Ryan Holeywell | @RyanHoleywell | September 9, 2016
While the Urban Edge strives to provide readers with daily news and insights about urban policy, we’re also voracious readers of city news ourselves. As part of a weekly feature, Senior Editor Ryan Holeywell highlights the week’s most interesting articles from around the web about urban policy and city life.
The New York Times Magazine explores how suspensions often do more harm than good. Moreover, “studies show that suspensions are not just ineffective but inequitable, as students of color are more likely than white ones to be suspended for the same behaviors,” the Times writes. The publication highlights a new approach — “restorative justice” — that is increasingly being adopted over “zero-tolerance” discipline.

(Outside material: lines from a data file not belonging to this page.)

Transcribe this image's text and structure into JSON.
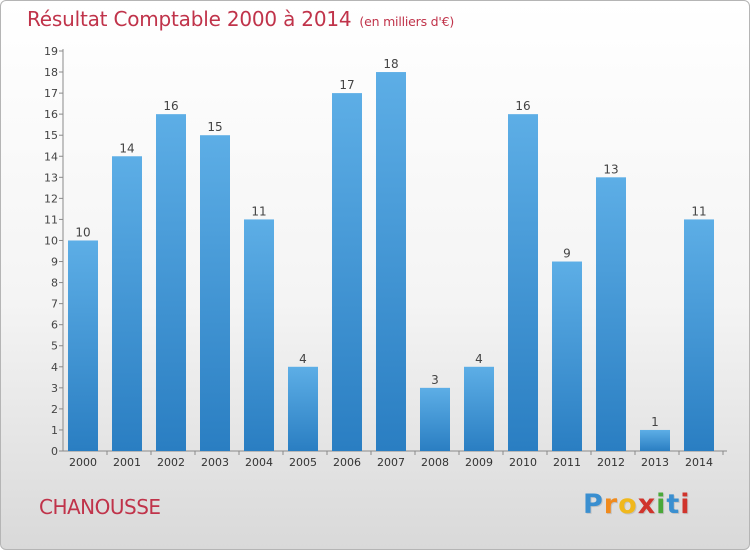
{
  "title": {
    "main": "Résultat Comptable 2000 à 2014",
    "unit": "(en milliers d'€)"
  },
  "commune": "CHANOUSSE",
  "logo": {
    "letters": [
      "P",
      "r",
      "o",
      "x",
      "i",
      "t",
      "i"
    ],
    "colors": [
      "#3a8fd0",
      "#f08a1c",
      "#f0b81c",
      "#d0342c",
      "#4aa83a",
      "#3a8fd0",
      "#d0342c"
    ]
  },
  "chart_data": {
    "type": "bar",
    "title": "Résultat Comptable 2000 à 2014",
    "categories": [
      "2000",
      "2001",
      "2002",
      "2003",
      "2004",
      "2005",
      "2006",
      "2007",
      "2008",
      "2009",
      "2010",
      "2011",
      "2012",
      "2013",
      "2014"
    ],
    "values": [
      10,
      14,
      16,
      15,
      11,
      4,
      17,
      18,
      3,
      4,
      16,
      9,
      13,
      1,
      11
    ],
    "data_labels": [
      "10",
      "14",
      "16",
      "15",
      "11",
      "4",
      "17",
      "18",
      "3",
      "4",
      "16",
      "9",
      "13",
      "1",
      "11"
    ],
    "y_ticks": [
      "0",
      "1",
      "2",
      "3",
      "4",
      "5",
      "6",
      "7",
      "8",
      "9",
      "10",
      "11",
      "12",
      "13",
      "14",
      "15",
      "16",
      "17",
      "18",
      "19"
    ],
    "ylim": [
      0,
      19
    ],
    "grid": false,
    "bar_color_top": "#5daee6",
    "bar_color_bottom": "#2a7ec2"
  }
}
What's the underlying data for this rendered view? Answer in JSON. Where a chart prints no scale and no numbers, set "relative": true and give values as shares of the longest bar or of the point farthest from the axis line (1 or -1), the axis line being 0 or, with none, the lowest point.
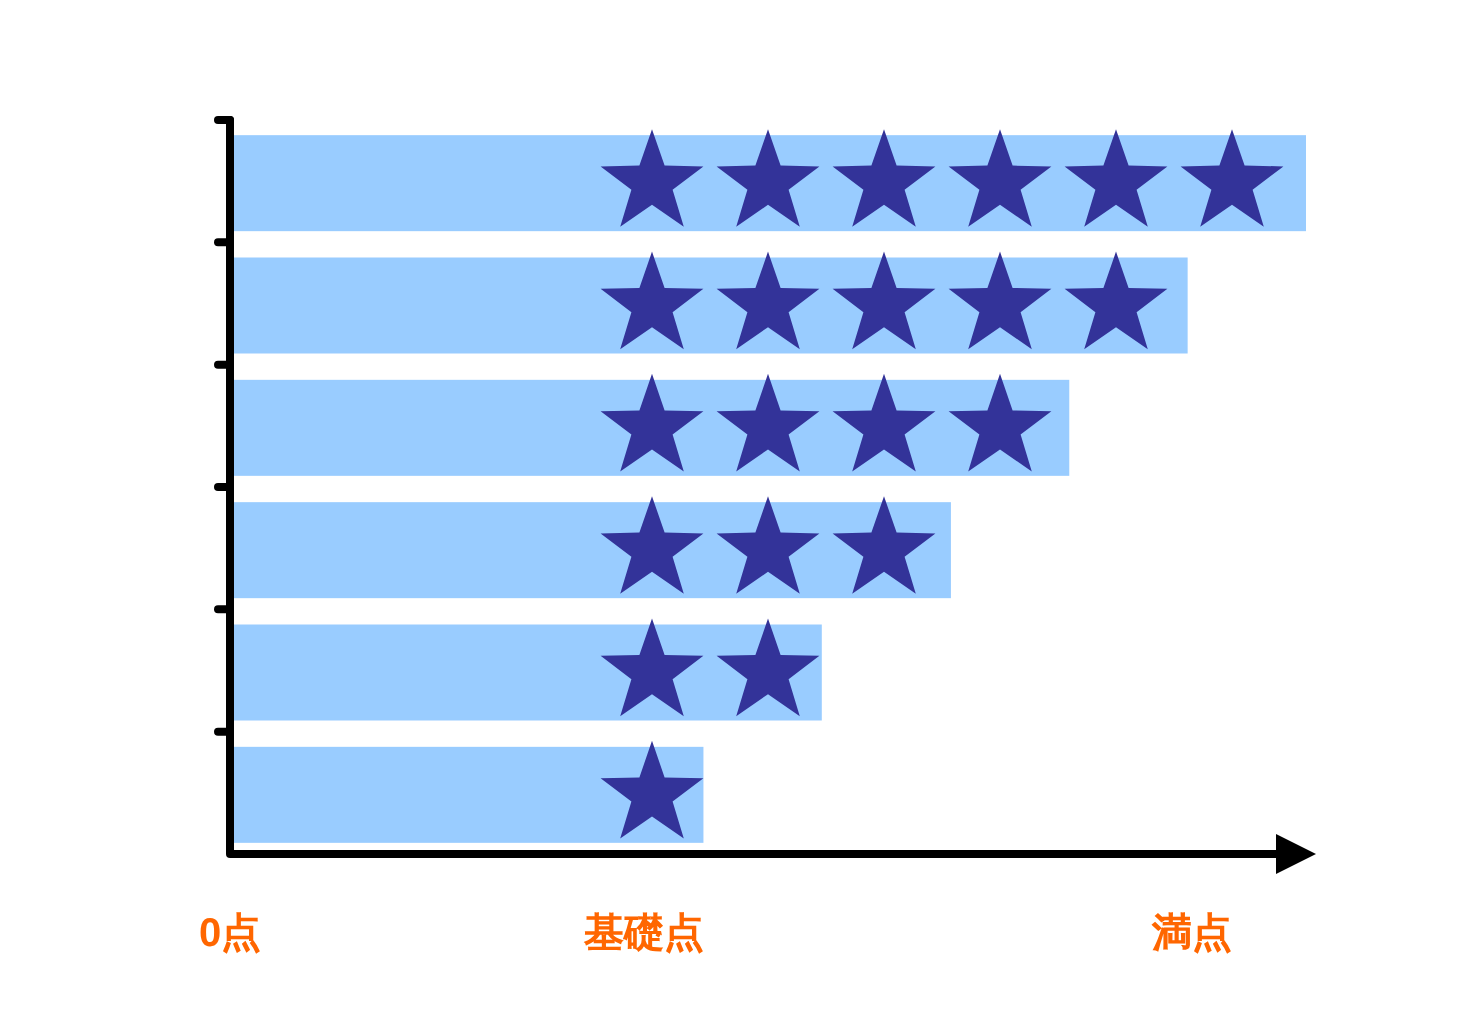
{
  "chart_data": {
    "type": "bar",
    "orientation": "horizontal",
    "relative": true,
    "categories": [
      null,
      null,
      null,
      null,
      null,
      null
    ],
    "values": [
      1,
      0.89,
      0.78,
      0.67,
      0.55,
      0.44
    ],
    "color": "#99ccff",
    "annotations": [
      "0点",
      "基礎点",
      "満点"
    ]
  }
}
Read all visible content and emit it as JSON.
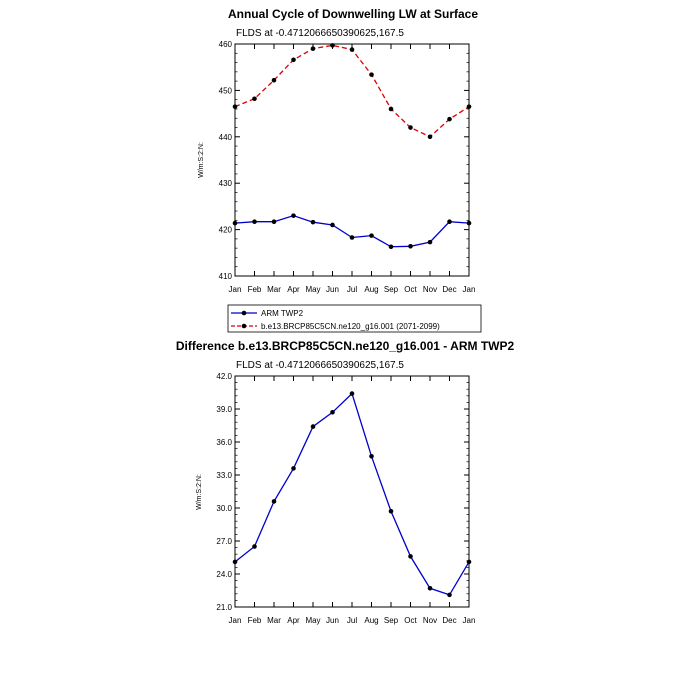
{
  "chart_data": [
    {
      "type": "line",
      "title": "Annual Cycle of Downwelling LW at Surface",
      "subtitle": "FLDS at -0.4712066650390625,167.5",
      "ylabel": "W/m:S:2:N:",
      "ylim": [
        410,
        460
      ],
      "yticks": [
        "410",
        "420",
        "430",
        "440",
        "450",
        "460"
      ],
      "categories": [
        "Jan",
        "Feb",
        "Mar",
        "Apr",
        "May",
        "Jun",
        "Jul",
        "Aug",
        "Sep",
        "Oct",
        "Nov",
        "Dec",
        "Jan"
      ],
      "series": [
        {
          "name": "ARM TWP2",
          "color": "#0000cc",
          "dash": "solid",
          "values": [
            421.4,
            421.7,
            421.7,
            423.0,
            421.6,
            421.0,
            418.3,
            418.7,
            416.3,
            416.4,
            417.3,
            421.7,
            421.4
          ]
        },
        {
          "name": "b.e13.BRCP85C5CN.ne120_g16.001 (2071-2099)",
          "color": "#dd0000",
          "dash": "dashed",
          "values": [
            446.5,
            448.2,
            452.2,
            456.6,
            459.0,
            459.7,
            458.8,
            453.4,
            446.0,
            442.0,
            440.0,
            443.8,
            446.5
          ]
        }
      ],
      "legend": "bottom"
    },
    {
      "type": "line",
      "title": "Difference b.e13.BRCP85C5CN.ne120_g16.001 - ARM TWP2",
      "subtitle": "FLDS at -0.4712066650390625,167.5",
      "ylabel": "W/m:S:2:N:",
      "ylim": [
        21.0,
        42.0
      ],
      "yticks": [
        "21.0",
        "24.0",
        "27.0",
        "30.0",
        "33.0",
        "36.0",
        "39.0",
        "42.0"
      ],
      "categories": [
        "Jan",
        "Feb",
        "Mar",
        "Apr",
        "May",
        "Jun",
        "Jul",
        "Aug",
        "Sep",
        "Oct",
        "Nov",
        "Dec",
        "Jan"
      ],
      "series": [
        {
          "color": "#0000cc",
          "dash": "solid",
          "values": [
            25.1,
            26.5,
            30.6,
            33.6,
            37.4,
            38.7,
            40.4,
            34.7,
            29.7,
            25.6,
            22.7,
            22.1,
            25.1
          ]
        }
      ]
    }
  ]
}
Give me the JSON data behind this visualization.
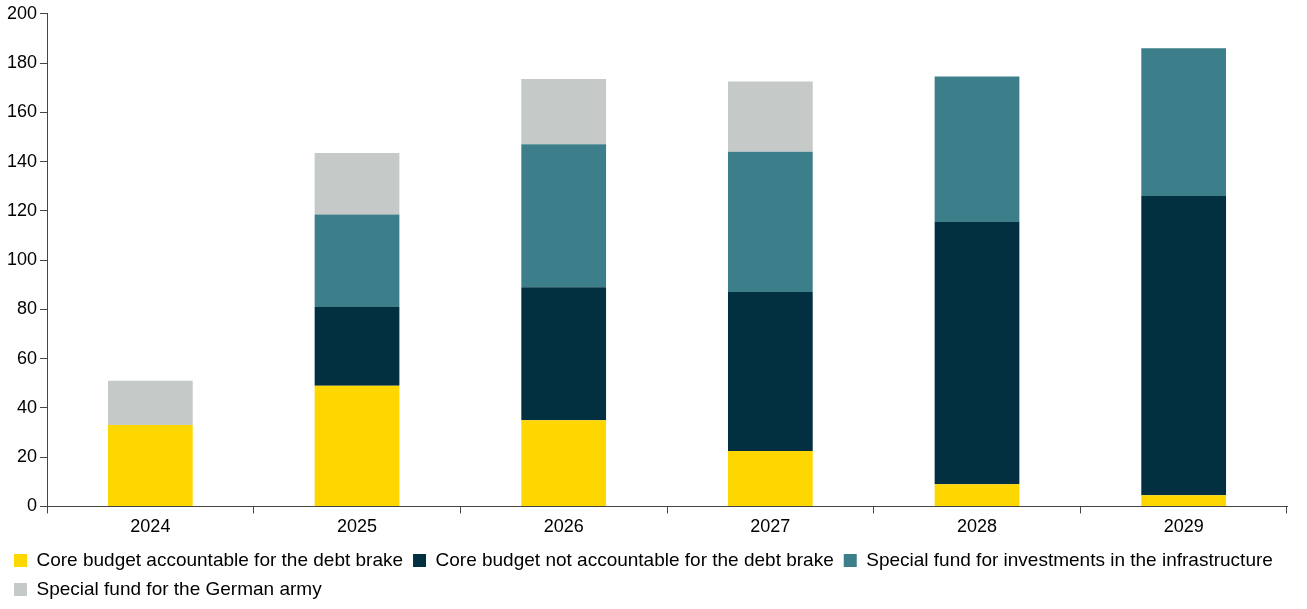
{
  "chart_data": {
    "type": "bar",
    "stacked": true,
    "categories": [
      "2024",
      "2025",
      "2026",
      "2027",
      "2028",
      "2029"
    ],
    "series": [
      {
        "name": "Core budget accountable for the debt brake",
        "color": "#ffd700",
        "values": [
          33,
          49,
          35,
          22.5,
          9,
          4.5
        ]
      },
      {
        "name": "Core budget not accountable for the debt brake",
        "color": "#023040",
        "values": [
          null,
          32,
          54,
          64.5,
          106.5,
          121.5
        ]
      },
      {
        "name": "Special fund for investments in the infrastructure",
        "color": "#3c7f8a",
        "values": [
          null,
          37.5,
          58,
          57,
          59,
          60
        ]
      },
      {
        "name": "Special fund for the German army",
        "color": "#c5c9c8",
        "values": [
          18,
          25,
          26.5,
          28.5,
          null,
          null
        ]
      }
    ],
    "ylim": [
      0,
      200
    ],
    "yticks": [
      0,
      20,
      40,
      60,
      80,
      100,
      120,
      140,
      160,
      180,
      200
    ],
    "grid": false,
    "legend": "bottom"
  }
}
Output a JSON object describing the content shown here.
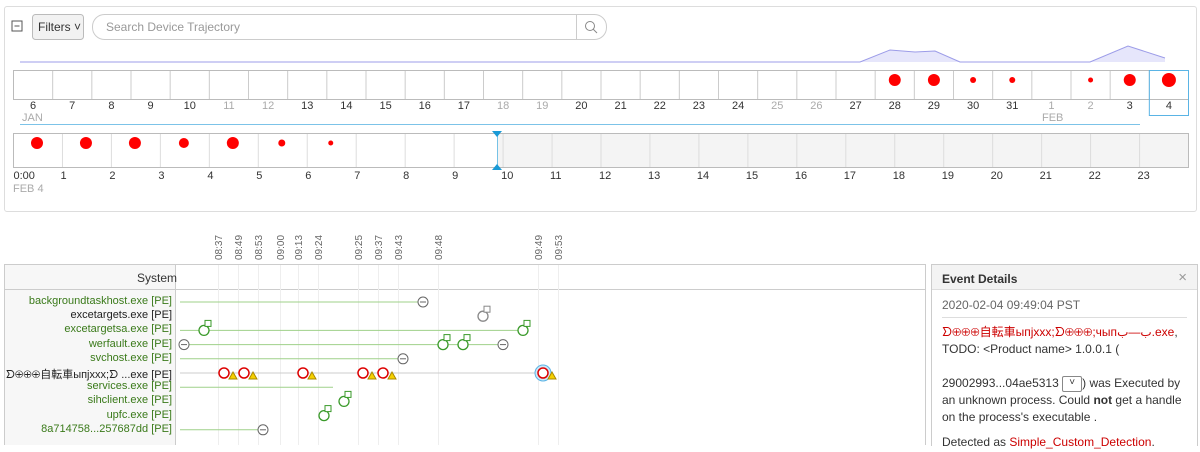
{
  "toolbar": {
    "filters": "Filters",
    "search_placeholder": "Search Device Trajectory"
  },
  "day_timeline": {
    "days": [
      "6",
      "7",
      "8",
      "9",
      "10",
      "11",
      "12",
      "13",
      "14",
      "15",
      "16",
      "17",
      "18",
      "19",
      "20",
      "21",
      "22",
      "23",
      "24",
      "25",
      "26",
      "27",
      "28",
      "29",
      "30",
      "31",
      "1",
      "2",
      "3",
      "4"
    ],
    "months": [
      "JAN",
      "FEB"
    ]
  },
  "hour_timeline": {
    "hours": [
      "0:00",
      "1",
      "2",
      "3",
      "4",
      "5",
      "6",
      "7",
      "8",
      "9",
      "10",
      "11",
      "12",
      "13",
      "14",
      "15",
      "16",
      "17",
      "18",
      "19",
      "20",
      "21",
      "22",
      "23"
    ],
    "date": "FEB 4"
  },
  "trajectory": {
    "header": "System",
    "times": [
      "08:37",
      "08:49",
      "08:53",
      "09:00",
      "09:13",
      "09:24",
      "09:25",
      "09:37",
      "09:43",
      "09:48",
      "09:49",
      "09:53"
    ],
    "processes": [
      {
        "name": "backgroundtaskhost.exe [PE]"
      },
      {
        "name": "excetargets.exe [PE]"
      },
      {
        "name": "excetargetsa.exe [PE]"
      },
      {
        "name": "werfault.exe [PE]"
      },
      {
        "name": "svchost.exe [PE]"
      },
      {
        "name": "ᗤ⊕⊕⊕自転車ыпjxxx;ᗤ ...exe [PE]"
      },
      {
        "name": "services.exe [PE]"
      },
      {
        "name": "sihclient.exe [PE]"
      },
      {
        "name": "upfc.exe [PE]"
      },
      {
        "name": "8a714758...257687dd [PE]"
      }
    ]
  },
  "event_details": {
    "title": "Event Details",
    "close": "×",
    "timestamp": "2020-02-04 09:49:04 PST",
    "file": "ᗤ⊕⊕⊕自転車ыпjxxx;ᗤ⊕⊕⊕;чыпب—ب.exe",
    "text1": ", TODO: <Product name> 1.0.0.1 (",
    "hash": "29002993...04ae5313",
    "text2": ") was Executed by an unknown process. Could ",
    "emphasis": "not",
    "text3": " get a handle on the process's executable .",
    "detected_prefix": "Detected as ",
    "detection": "Simple_Custom_Detection",
    "detected_suffix": "."
  }
}
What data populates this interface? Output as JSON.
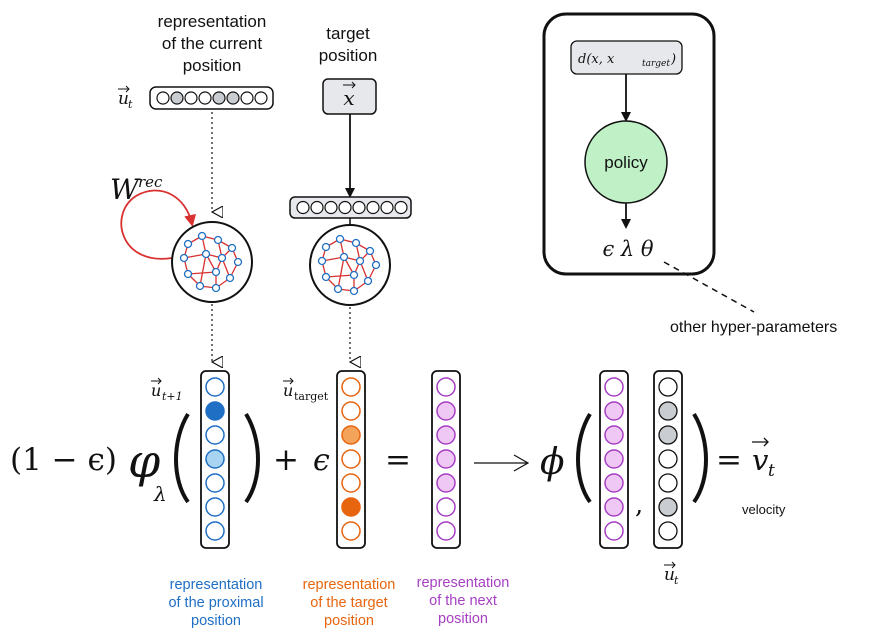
{
  "labels": {
    "current_position": [
      "representation",
      "of the current",
      "position"
    ],
    "target_position": [
      "target",
      "position"
    ],
    "u_t_top": "u",
    "u_t_top_sub": "t",
    "x_box": "x",
    "w_rec_base": "W",
    "w_rec_sup": "rec",
    "dist_box": "d(x, x",
    "dist_box_sub": "target",
    "dist_box_close": ")",
    "policy": "policy",
    "hyper_symbols": "ϵ   λ   θ",
    "other_hyper": "other hyper-parameters",
    "u_t1": "u",
    "u_t1_sub": "t+1",
    "u_target": "u",
    "u_target_sub": "target",
    "one_minus_eps": "(1 − ϵ)",
    "varphi": "φ",
    "lambda_sub": "λ",
    "plus": "+",
    "eps": "ϵ",
    "equals": "=",
    "phi": "ϕ",
    "comma": ",",
    "eq_v": "=",
    "v_t": "v",
    "v_t_sub": "t",
    "velocity": "velocity",
    "u_t_bottom": "u",
    "u_t_bottom_sub": "t",
    "proximal": [
      "representation",
      "of the proximal",
      "position"
    ],
    "target_rep": [
      "representation",
      "of the target",
      "position"
    ],
    "next_rep": [
      "representation",
      "of the next",
      "position"
    ]
  },
  "colors": {
    "blue": "#1f6fc4",
    "blue_fill": "#1f6fc4",
    "blue_light": "#a8d4f2",
    "orange": "#e8650f",
    "orange_light": "#f4a35a",
    "purple": "#a63fc2",
    "purple_fill": "#f0c8f5",
    "gray_fill": "#c9cdd2",
    "red": "#d93030",
    "green": "#bff0c6"
  }
}
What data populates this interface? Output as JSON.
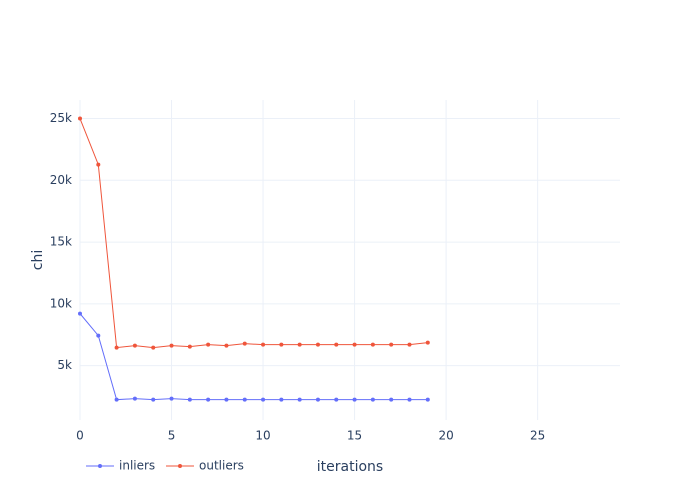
{
  "chart_data": {
    "type": "line",
    "x": [
      0,
      1,
      2,
      3,
      4,
      5,
      6,
      7,
      8,
      9,
      10,
      11,
      12,
      13,
      14,
      15,
      16,
      17,
      18,
      19
    ],
    "series": [
      {
        "name": "inliers",
        "color": "#636efa",
        "values": [
          9210,
          7430,
          2245,
          2330,
          2245,
          2330,
          2245,
          2245,
          2245,
          2245,
          2245,
          2245,
          2245,
          2245,
          2245,
          2245,
          2245,
          2245,
          2245,
          2245
        ]
      },
      {
        "name": "outliers",
        "color": "#ef553b",
        "values": [
          25000,
          21270,
          6460,
          6620,
          6460,
          6620,
          6540,
          6700,
          6620,
          6780,
          6700,
          6700,
          6700,
          6700,
          6700,
          6700,
          6700,
          6700,
          6700,
          6860
        ]
      }
    ],
    "xlabel": "iterations",
    "ylabel": "chi",
    "xlim": [
      0,
      29.5
    ],
    "xticks": [
      0,
      5,
      10,
      15,
      20,
      25
    ],
    "ylim": [
      600,
      26500
    ],
    "yticks": [
      {
        "value": 5000,
        "label": "5k"
      },
      {
        "value": 10000,
        "label": "10k"
      },
      {
        "value": 15000,
        "label": "15k"
      },
      {
        "value": 20000,
        "label": "20k"
      },
      {
        "value": 25000,
        "label": "25k"
      }
    ],
    "grid": true,
    "legend": "bottom-left"
  }
}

Big box stores across the country are employing a new strategy to reduce their property tax assessments by as much as half, which is resulting in dramatic declines in revenue for some communities, Governing reports. The “dark store” strategy argues that it’s hard to sell an empty big box store at market rate, so the assessments should be lowered, even when the stores are occupied. “You have to wonder,” one former assessor said. “Are these people just being obnoxious or are the properties really overvalued and it’s just that now someone’s looking at it?”
Houston’s Addicks and Barker dams are each 70 years old and rank among the country’s top six most unsafe dams. Today they’re holding more water for longer periods than they were ever intended to, the Houston Chronicle reports, and the Army of Corps of Engineers is searching for a long-term solution. If the dams fail, half of Houston goes underwater.
New data from the National Endowment for the Arts suggests there’s a lot of creative activity occurring far from the coasts, which may undermine urbanist Richard Florida’s assertion that creativity is largely confined to coastal states, the Washington Post’s Wonkblog reports. Instead, the NEA suggests there is a clear North-South divide in terms of creativity, rather than a coastal divide.
The U.S. housing market is becoming more unequal, according to real estate data service Trulia. The most expensive housing markets have larger price gains compared to cheaper markets, ensuring “the housing rich are getting richer while the housing poor are getting poorer.” The findings undermine the idea that less-expensive housing markets will eventually “catch up” to the more expensive ones.
City Lab interviews author Samuel Arbesman, whose new book Overcomplicated chronicles the challenge of living in a technological complicated world. “Cities have developed in a complex and often fascinating manner,” the author says, “but along the way, we have portions of these systems that are more complex than any single person can understand.”